Salmos 31

Al Director. Salmo de David.
A ti, Señor, me acojo: no quede yo nunca defraudado; tú, que eres justo, ponme a salvo,
inclina tu oído hacia mí; ven aprisa a librarme, la roca de mi refugio, un baluarte donde me salve,
que eres mi roca y mi baluarte; por tu nombre dirígeme y guíame:
sácame de la red que me han tendido, porque eres mi amparo.
A tus manos encomiendo mi espíritu: tú, el Dios leal, me librarás;
aborreces a los que veneran ídolos inertes, pero yo confío en el Señor;
tu misericordia sea mi gozo y mi alegría. Te has fijado en mi aflicción, velas por mi vida en peligro;
no me has entregado en manos del enemigo, has puesto mis pies en un camino ancho.
Piedad, Señor, que estoy en peligro; se consumen de dolor mis ojos, mi garganta y mis entrañas.
Mi vida se gasta en el dolor, mis años en los gemidos; mi vigor decae con las penas, mis huesos se consumen.
Soy la burla de todos mis enemigos, la irrisión de mis vecinos, el espanto de mis conocidos: me ven por la calle y escapan de mí.
Me han olvidado como a un muerto, me han desechado como a un cacharro inútil.
Oigo el cuchicheo de la gente, y todo me da miedo; se conjuran contra y traman quitarme la vida.
Pero yo confío en ti, Señor; te digo: «Tú eres mi Dios».
En tus manos están mis azares: líbrame de mis enemigos que me persiguen;
haz brillar tu rostro sobre tu siervo, sálvame por tu misericordia.
Señor, no quede yo defraudado tras haber acudido a ti; queden defraudados los malvados, y bajen llorando al abismo,
enmudezcan los labios mentirosos, que profieren insolencias contra el justo, con soberbia y con desprecio.
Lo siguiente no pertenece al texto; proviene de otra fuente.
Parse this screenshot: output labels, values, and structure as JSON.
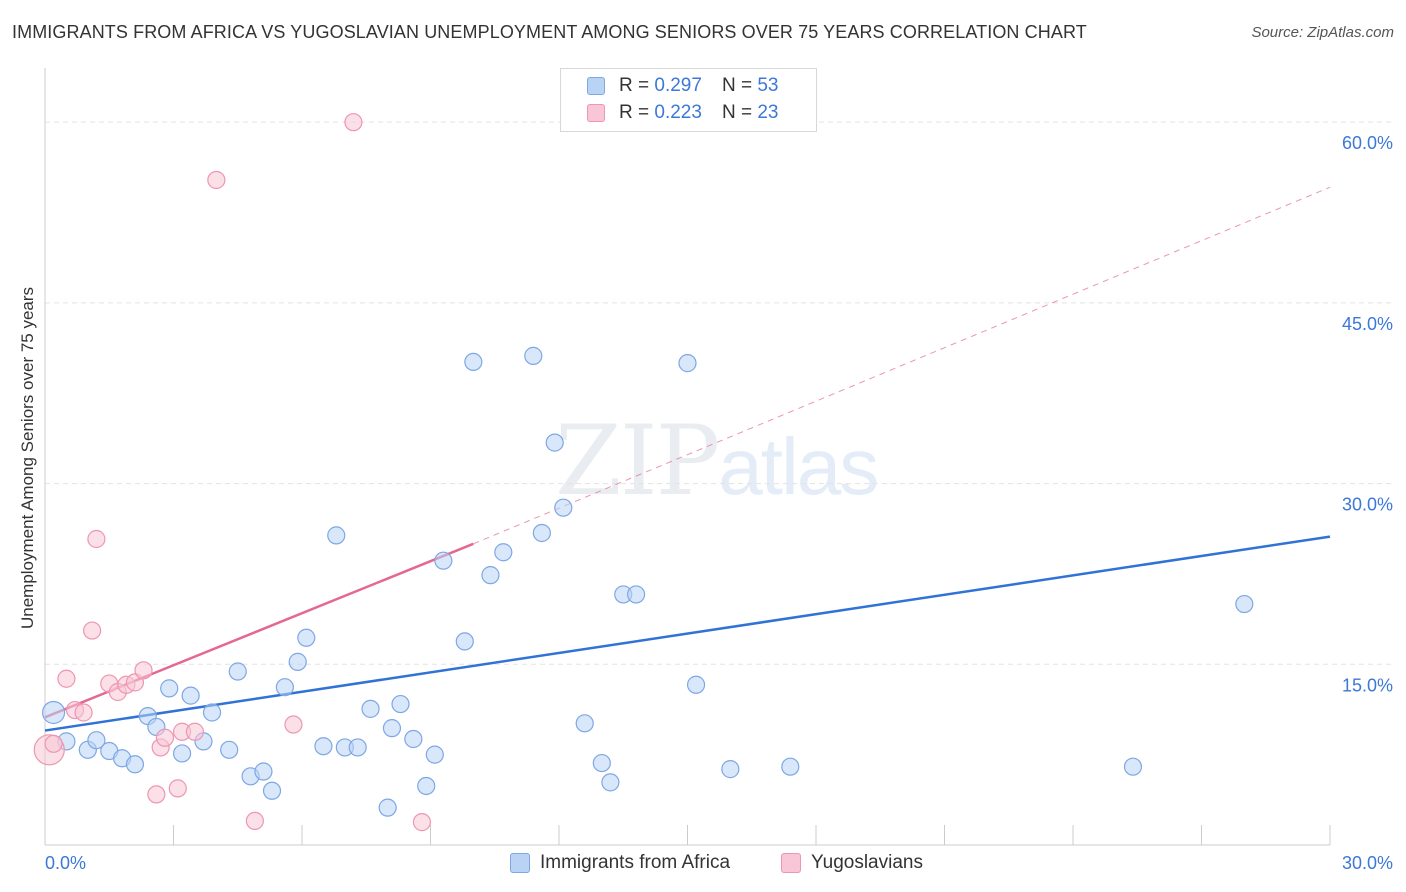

Qué bondad tan grande, Señor, reservas para los que te temen, y concedes a los que a ti se acogen a la vista de todos.
En el asilo de tu presencia los escondes de las conjuras humanas; los ocultas en tu tabernáculo, frente a las lenguas pendencieras.
Bendito sea el Señor, que ha hecho por prodigios de misericordia en la ciudad amurallada.
Yo decía en mi ansiedad: «Me has arrojado de tu vista»; pero escuchaste mi voz suplicante cuando yo te gritaba.
Amad al Señor, fieles suyos; el Señor guarda a sus leales, y a los soberbios los paga con creces.
Sed fuertes y valientes de corazón los que esperáis en el Señor.